If the ISP monopolies aren't 100% ipv6 (and you see lots of comments here that ipv6 support in ISPs is still "substandard") and convenient, then you can't blame the software people.
Look at your success story in mobile (which is behind a huge NAT to translate things to the "real" internet by the way). How did that work? Oh, you probably wrangled the three or four mobile companies into a room and got them to agree on protocols. Wow, success.
This needs to happen for the rest of ISPs. The fact it hasn't isn't a software issue, it is a governance issue. The failure is in the governance, the outreach with the real policy hammers like the FCC and ISP monopolies.
The governance has failed. It's been failing about 15 years longer than it should. FIFTEEN YEARS OF FAILURE!

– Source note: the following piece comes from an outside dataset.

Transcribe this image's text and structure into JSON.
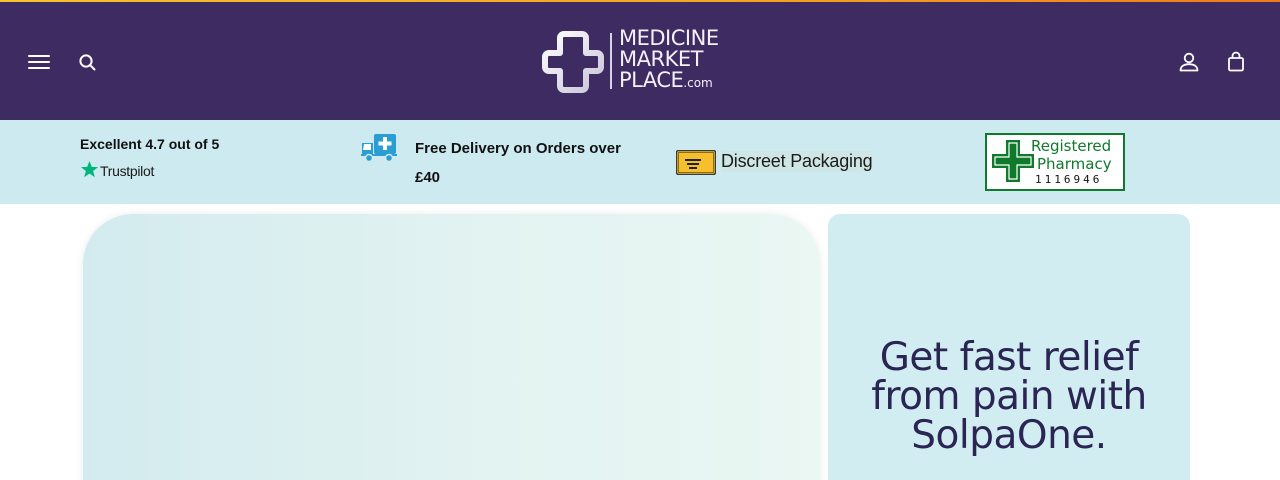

Stop blaming reticent programmers, because IPV4 networking is still much much much easier than ipv6 in software, and IPV4 networking SUCKS between NATs and bridges and internal/external IPs and port mappings and what's-my-ip-on-the-other-end and dynamic DNS. Ohmygod it sucks. And ipv6 is worse than that!
Stop blaming the software people. IPV6 governance and outreach failed. Failed failed failed failed.
I don't want ipv6 to fail. I WANT STATIC IPs! EVERY PROGRAMMER WANTS STATIC IPS!
Get the ISPs and FCC in a room. Get google and microsoft and whoever else you need to lean on them. Get Amazon and google and microsoft IAAS into a room (hm, look, the same companies basically) and lean on them to support ipv6.
The article's right that IPv6 isn't going to happen.
I'm not sure it makes any points besides that.
(1) It's hard to fear our NAT-ed future when we're all living in the NAT-ed present to little ill effect. A typical large company today has more than a /19 allocated to it; if we're really talking about exhausting the TCP endpoint space, that /19 offers 536,000,000 concurrent connections. ISP distribution layers might not do that many packets per second.
(1a) If multiplexing is the problem, we can solve that in a subtransport-layer protocol without a worldwide ISP flag day that renumbers the whole world. There are already transports that are more multiplexing-friendly than TCP --- for instance, SCTP, a well-researched telco protocol.
(2) IPv6 exacerbates routing problems; it doesn't solve them. Routing table explosion and address space size are orthogonal.
(3) If we're embracing our NAT'd future anyways, I'm not sure I care how routable IPv4 are traded, or who has to go ask Halliburton to start paying for their obscene legacy allocation. You decided to work for the ISP, not me. Have fun!
If anything this message says something about the abysmal state of IPv6.
Ultimately the goal of IPv6 is to end IP scarcity. But it can only do this if close to 100% of users and services use IPv6. Seeing it like that it doesn't really matter much if IPv6 adoption is 30% or 60% or 90%. In none of these situations would an ISP connect its customers via IPv6 only or would anyone provide any service that requires IPv6.
I really wonder how IPv6 should ever become mainstream without any deployment strategy. "Let's tell everyone that IPv6 is nice and we need it due to lack of v4 addresses" obviously hasn't worked for more than 20 years.
Secondly, I don't get this mentality that IPv6 is some totally inferior thing and I really don't get people advising others to disable IPv6 just because they don't understand it.
Statements like "IPv4 does everything I need!" are, ultimately, totally missing the point. The fact is that we have hit the scale ceiling of the IPv4 address space and other cracks are showing and now the entire world needs something that will scale for the next few hundred billion devices.
IPv6 is the protocol that will lift the scale ceiling higher, not just for you and your needs, but for everyone. It won't really change anything performance-wise, nor will it change how higher-layer protocols like TCP and UDP work, but that's intentional.
You can hold out on principle if you like but it won't gain you anything. The world will just migrate around you eventually.